Lucas: Tar Heels Show Passion In Loss To OU
August 26, 2001 | Football
Aug. 26, 2001
By Adam Lucas
TarHeelBlue.com
NORMAN, OK--With seven minutes left in the fourth quarter and Oklahoma holding a 41-27 lead, there were players bouncing up and down on the North Carolina sideline.
Stop right there. Take that snapshot and mark it Exhibit A in the file of, "How John Bunting Has Made a Difference."
Despite having endured perhaps the worst 11 minutes of football in school history, 75,000 rabid maroon-wearing Sooners, and 99-degree temperatures, the Tar Heels were still excited about playing football.
Beyond the score and beyond the impressive defensive performance, that's what will be taken from this game. For years, fans have been clamoring for the passion to return to Carolina football.
On the plains of Oklahoma, where it's so flat you can see your destination about an hour before you get there, it returned.
It's been easy in the preseason to hear players talk about increased conditioning and a better strength program and blow it off as the usual new-coach-in-town talk. Saturday night, it wasn't just talk. It was physically evident.
The players noticed.
"There was definitely more life amongst the guys," said senior linebacker David Thornton, who had a fantastic game. "That's what we pushed for all summer. We want to play all 60 minutes. I credit our strength program for the hard work they put in, and that helps you mentally when you know you're not tired."

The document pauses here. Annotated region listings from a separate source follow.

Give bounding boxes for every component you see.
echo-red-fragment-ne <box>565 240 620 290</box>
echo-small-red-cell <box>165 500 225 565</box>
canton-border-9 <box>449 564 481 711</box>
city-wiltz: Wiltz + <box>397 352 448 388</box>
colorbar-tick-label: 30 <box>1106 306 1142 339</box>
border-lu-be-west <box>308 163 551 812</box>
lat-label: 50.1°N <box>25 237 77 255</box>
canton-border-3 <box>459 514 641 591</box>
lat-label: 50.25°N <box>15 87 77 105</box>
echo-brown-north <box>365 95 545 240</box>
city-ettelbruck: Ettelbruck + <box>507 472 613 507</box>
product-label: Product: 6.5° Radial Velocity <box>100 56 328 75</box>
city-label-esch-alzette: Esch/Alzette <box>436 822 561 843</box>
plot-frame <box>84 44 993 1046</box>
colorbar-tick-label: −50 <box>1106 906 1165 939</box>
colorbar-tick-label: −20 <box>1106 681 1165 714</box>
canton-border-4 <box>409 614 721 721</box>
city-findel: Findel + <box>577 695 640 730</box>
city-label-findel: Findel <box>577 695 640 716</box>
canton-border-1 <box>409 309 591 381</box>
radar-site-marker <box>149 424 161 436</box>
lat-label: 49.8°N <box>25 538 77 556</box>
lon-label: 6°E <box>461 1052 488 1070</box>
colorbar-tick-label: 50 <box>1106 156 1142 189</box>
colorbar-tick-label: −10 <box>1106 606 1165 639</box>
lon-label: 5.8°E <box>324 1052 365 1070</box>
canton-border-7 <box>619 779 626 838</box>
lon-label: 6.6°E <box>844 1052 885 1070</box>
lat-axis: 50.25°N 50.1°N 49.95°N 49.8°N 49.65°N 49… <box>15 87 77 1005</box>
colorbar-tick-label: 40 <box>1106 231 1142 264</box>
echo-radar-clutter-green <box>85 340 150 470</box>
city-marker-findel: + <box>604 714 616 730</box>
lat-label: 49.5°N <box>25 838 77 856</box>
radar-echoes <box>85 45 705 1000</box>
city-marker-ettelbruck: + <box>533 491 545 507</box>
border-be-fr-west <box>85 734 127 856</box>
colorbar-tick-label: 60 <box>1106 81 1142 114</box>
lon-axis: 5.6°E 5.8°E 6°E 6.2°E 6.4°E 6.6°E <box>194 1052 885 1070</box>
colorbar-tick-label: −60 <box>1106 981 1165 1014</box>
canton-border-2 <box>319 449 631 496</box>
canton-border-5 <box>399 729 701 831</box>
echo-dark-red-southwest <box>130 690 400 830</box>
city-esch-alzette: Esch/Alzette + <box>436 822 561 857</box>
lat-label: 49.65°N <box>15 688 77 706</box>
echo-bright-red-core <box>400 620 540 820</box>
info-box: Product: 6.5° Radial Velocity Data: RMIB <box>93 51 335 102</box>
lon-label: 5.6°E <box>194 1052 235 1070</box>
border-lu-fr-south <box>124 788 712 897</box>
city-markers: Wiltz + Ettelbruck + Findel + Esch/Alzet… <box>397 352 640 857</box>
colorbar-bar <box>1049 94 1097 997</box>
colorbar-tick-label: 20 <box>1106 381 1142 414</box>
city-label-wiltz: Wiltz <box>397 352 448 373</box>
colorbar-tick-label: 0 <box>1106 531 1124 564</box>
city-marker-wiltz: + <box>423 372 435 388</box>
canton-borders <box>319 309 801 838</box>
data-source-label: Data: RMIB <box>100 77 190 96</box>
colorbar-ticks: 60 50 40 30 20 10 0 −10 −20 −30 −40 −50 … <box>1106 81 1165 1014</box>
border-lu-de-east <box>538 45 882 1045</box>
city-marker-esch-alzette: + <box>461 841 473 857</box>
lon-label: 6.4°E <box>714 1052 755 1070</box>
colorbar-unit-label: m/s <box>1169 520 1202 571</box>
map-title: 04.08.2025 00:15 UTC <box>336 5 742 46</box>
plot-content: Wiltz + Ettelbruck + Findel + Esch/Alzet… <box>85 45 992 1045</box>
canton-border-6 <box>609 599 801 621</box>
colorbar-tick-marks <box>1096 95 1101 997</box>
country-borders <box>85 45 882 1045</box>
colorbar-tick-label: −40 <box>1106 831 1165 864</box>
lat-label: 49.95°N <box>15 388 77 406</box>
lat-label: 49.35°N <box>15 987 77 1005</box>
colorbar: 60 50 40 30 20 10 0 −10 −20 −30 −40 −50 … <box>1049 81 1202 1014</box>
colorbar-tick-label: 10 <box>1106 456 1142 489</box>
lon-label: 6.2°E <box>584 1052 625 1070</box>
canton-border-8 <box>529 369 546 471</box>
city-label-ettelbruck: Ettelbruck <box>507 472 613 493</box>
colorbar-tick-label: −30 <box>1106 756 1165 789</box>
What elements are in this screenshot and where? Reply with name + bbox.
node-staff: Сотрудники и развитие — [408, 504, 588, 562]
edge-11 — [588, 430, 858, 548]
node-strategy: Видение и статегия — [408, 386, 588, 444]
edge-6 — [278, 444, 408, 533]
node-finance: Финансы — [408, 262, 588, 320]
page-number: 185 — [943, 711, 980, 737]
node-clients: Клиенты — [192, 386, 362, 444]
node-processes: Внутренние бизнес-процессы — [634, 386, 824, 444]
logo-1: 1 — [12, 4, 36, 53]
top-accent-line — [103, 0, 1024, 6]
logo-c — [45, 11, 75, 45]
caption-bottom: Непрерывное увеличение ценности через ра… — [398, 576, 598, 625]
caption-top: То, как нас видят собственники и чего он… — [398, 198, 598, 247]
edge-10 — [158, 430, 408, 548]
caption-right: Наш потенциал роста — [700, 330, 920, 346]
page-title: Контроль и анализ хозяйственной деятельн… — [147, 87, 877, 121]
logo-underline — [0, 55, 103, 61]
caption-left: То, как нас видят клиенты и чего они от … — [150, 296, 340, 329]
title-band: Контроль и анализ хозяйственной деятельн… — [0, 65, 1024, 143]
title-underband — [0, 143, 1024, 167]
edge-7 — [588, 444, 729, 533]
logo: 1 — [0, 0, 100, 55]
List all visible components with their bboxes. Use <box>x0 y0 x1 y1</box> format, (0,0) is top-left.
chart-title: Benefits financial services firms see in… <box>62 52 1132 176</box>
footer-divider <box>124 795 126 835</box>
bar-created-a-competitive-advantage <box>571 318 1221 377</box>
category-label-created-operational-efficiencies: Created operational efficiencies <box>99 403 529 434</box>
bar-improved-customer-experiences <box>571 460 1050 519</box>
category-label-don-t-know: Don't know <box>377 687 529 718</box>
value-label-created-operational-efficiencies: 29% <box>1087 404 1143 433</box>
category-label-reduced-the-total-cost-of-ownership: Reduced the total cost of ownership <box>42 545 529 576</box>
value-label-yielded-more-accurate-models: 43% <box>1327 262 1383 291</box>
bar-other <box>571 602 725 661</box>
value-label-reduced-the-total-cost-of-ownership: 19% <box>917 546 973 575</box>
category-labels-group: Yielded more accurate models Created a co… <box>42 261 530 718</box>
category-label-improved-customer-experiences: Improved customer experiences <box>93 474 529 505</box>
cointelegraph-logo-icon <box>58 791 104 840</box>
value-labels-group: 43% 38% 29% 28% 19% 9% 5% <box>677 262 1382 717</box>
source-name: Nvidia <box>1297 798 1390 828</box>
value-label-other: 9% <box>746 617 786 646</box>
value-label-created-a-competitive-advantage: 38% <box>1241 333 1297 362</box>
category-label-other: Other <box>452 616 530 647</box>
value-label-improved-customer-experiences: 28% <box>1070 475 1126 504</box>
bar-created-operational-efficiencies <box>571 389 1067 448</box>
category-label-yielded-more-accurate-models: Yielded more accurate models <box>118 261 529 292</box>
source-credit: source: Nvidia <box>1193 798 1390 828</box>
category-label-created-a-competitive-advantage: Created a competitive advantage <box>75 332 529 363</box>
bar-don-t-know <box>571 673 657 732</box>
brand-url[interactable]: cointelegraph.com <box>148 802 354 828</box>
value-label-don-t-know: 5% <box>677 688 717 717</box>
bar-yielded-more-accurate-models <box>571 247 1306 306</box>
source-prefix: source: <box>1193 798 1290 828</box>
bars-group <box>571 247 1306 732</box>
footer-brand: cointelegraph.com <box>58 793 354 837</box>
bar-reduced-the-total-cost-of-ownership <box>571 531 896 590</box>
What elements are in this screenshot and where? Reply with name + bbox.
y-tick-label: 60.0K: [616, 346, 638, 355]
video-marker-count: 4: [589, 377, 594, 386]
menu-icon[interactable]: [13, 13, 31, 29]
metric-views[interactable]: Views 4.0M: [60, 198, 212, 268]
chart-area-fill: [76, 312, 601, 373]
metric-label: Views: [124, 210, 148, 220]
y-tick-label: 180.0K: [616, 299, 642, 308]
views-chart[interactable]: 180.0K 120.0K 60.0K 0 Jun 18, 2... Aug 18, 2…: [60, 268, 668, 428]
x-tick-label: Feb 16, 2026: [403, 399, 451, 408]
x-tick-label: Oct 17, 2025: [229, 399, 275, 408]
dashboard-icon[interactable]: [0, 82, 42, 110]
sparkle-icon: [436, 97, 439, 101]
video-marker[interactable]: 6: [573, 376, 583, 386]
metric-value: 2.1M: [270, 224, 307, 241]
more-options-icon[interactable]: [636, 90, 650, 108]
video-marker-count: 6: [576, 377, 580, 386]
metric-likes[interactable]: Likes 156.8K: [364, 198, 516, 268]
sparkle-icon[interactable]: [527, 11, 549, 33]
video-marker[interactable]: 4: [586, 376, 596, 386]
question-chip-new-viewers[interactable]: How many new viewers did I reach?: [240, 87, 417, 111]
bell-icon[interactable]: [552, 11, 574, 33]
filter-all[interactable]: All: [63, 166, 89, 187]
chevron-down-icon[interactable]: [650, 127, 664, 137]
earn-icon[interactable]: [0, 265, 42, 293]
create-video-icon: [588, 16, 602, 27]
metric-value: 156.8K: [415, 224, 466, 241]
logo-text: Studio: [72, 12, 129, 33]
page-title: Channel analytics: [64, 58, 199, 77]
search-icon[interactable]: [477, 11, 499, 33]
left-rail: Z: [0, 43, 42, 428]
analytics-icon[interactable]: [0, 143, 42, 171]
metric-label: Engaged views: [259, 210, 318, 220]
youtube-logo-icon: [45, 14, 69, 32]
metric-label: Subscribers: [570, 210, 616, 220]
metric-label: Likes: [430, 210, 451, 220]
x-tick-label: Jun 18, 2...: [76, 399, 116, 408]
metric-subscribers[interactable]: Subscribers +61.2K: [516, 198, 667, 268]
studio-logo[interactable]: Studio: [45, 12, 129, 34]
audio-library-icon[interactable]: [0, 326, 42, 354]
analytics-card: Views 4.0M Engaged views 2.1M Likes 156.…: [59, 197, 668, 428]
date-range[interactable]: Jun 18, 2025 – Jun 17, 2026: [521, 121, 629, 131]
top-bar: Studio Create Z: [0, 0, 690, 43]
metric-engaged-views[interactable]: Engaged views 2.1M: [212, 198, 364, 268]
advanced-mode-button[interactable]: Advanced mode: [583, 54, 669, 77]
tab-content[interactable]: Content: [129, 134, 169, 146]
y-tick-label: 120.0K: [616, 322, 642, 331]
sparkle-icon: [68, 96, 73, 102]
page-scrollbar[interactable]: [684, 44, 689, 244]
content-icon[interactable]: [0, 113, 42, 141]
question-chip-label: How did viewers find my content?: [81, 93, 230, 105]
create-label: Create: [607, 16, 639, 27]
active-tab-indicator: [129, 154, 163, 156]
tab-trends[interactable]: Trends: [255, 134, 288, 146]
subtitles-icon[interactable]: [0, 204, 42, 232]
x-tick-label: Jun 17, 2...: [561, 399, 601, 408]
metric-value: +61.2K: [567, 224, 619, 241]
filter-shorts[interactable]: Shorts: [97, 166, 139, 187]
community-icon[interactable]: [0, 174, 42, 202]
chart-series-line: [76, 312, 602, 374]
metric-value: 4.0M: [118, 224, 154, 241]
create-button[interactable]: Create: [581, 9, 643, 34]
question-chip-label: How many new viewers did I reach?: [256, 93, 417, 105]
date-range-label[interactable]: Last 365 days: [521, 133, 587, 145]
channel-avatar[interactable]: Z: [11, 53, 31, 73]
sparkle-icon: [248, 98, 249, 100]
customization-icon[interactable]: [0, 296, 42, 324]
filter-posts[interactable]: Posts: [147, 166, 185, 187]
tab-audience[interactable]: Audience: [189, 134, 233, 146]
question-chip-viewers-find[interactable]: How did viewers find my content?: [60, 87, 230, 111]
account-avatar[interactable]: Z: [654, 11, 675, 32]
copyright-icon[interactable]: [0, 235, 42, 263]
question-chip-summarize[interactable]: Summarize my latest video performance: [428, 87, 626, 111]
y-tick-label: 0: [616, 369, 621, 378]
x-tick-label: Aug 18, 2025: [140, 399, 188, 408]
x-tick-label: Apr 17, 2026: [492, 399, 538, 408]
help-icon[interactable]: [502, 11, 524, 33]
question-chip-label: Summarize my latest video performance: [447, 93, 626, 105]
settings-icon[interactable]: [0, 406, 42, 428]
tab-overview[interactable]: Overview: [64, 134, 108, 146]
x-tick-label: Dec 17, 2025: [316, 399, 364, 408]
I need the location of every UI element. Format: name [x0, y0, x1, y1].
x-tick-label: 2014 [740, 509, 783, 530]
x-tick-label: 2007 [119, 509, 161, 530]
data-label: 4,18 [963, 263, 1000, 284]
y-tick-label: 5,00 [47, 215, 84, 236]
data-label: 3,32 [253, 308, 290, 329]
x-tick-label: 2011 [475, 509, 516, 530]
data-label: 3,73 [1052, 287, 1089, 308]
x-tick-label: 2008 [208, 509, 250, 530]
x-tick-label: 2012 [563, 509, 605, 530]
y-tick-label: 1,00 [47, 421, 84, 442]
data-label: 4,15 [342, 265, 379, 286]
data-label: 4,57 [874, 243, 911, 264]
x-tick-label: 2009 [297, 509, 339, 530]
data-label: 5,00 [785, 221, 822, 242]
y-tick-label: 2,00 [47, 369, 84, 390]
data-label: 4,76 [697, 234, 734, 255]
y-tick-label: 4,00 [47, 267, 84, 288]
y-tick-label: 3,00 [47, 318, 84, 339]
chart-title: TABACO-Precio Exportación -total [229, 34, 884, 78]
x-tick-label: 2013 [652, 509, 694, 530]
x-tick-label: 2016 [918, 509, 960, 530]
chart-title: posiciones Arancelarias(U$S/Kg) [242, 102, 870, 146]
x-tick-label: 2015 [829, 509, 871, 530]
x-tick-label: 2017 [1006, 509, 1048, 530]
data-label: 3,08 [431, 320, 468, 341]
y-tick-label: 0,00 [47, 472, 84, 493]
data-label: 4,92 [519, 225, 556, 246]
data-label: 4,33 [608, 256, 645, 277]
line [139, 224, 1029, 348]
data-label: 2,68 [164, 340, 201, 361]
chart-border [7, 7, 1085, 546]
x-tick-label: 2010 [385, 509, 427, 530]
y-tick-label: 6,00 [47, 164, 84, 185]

The defense should've have been tired after one of the most bizarre halves in recent memory. Carolina won the time of possession battle and got five first downs to OU's seven. But they still went into halftime trailing 41-14.
Most of the blame belonged to a first quarter that looked like an instructional video for all the ways a team can score a touchdown. Here's Rocky Calmus running back a fumble. There's Antwone Savage running back a kickoff.
"That was the longest first quarter of my life," Bunting said. "I didn't think it was going to end. I thought maybe they were adding time to the clock."
The irony of the half--and the game--was that despite the high points total, Carolina's defense played outstanding football. New Sooner quarterback Nate Hybl completed 20-of-29 passes, but those 20 completions led to only 152 yards, and several of them were on flare passes to his running backs. Tailbacks Quentin Griffin and Renaldo Works accounted for 11 of his 20 completions.
Defensive coordinator Jon Tenuta and the Tar Heels seemed content to give up the underneath patterns in exchange for blanket coverage on receivers running deep routes. The scheme worked.
"Our defensive coordinator had the game plan down pat," Waddell said. "We couldn't ask for anything more. Everything we went over in practice, they did it. Every little thing. The scheme was awesome."
Bunting has spent most of the preseason talking about how the Tar Heels weren't going to Norman looking for moral victories. That was much easier to say in the calm of preseason practice than it was in the middle of 75,000 fans who filled the streets outside the stadium more than two hours before game time.
With Oklahoma leading 41-7, there weren't many victories left to play for other than moral victories. And after the game, you could almost see a smile playing behind the no-nonsense Bunting's eyes as he realized that his team hadn't given up.
"I picked up on the fact that this football team had made a commitment to each other to lay it on the line and play hard," he said. "Those guys just kept playing, and that's what we talked about at halftime."
But the task now is to apply that intensity to all four quarters of the game. As the players grabbed their postgame pizza and Gatorade late Saturday night in a torrential thunderstorm that developed just before the end of the game, most looked at least somewhat pleased with the effort against the Sooners.
Unfortunately, the record book still shows the Tar Heels at 0-1. They'll have to better that mark next week at Maryland, a game that should show Bunting just how much this team has learned.
"I think they grew up some," he said. "But we'll only be able to measure how much by the way we play against Maryland."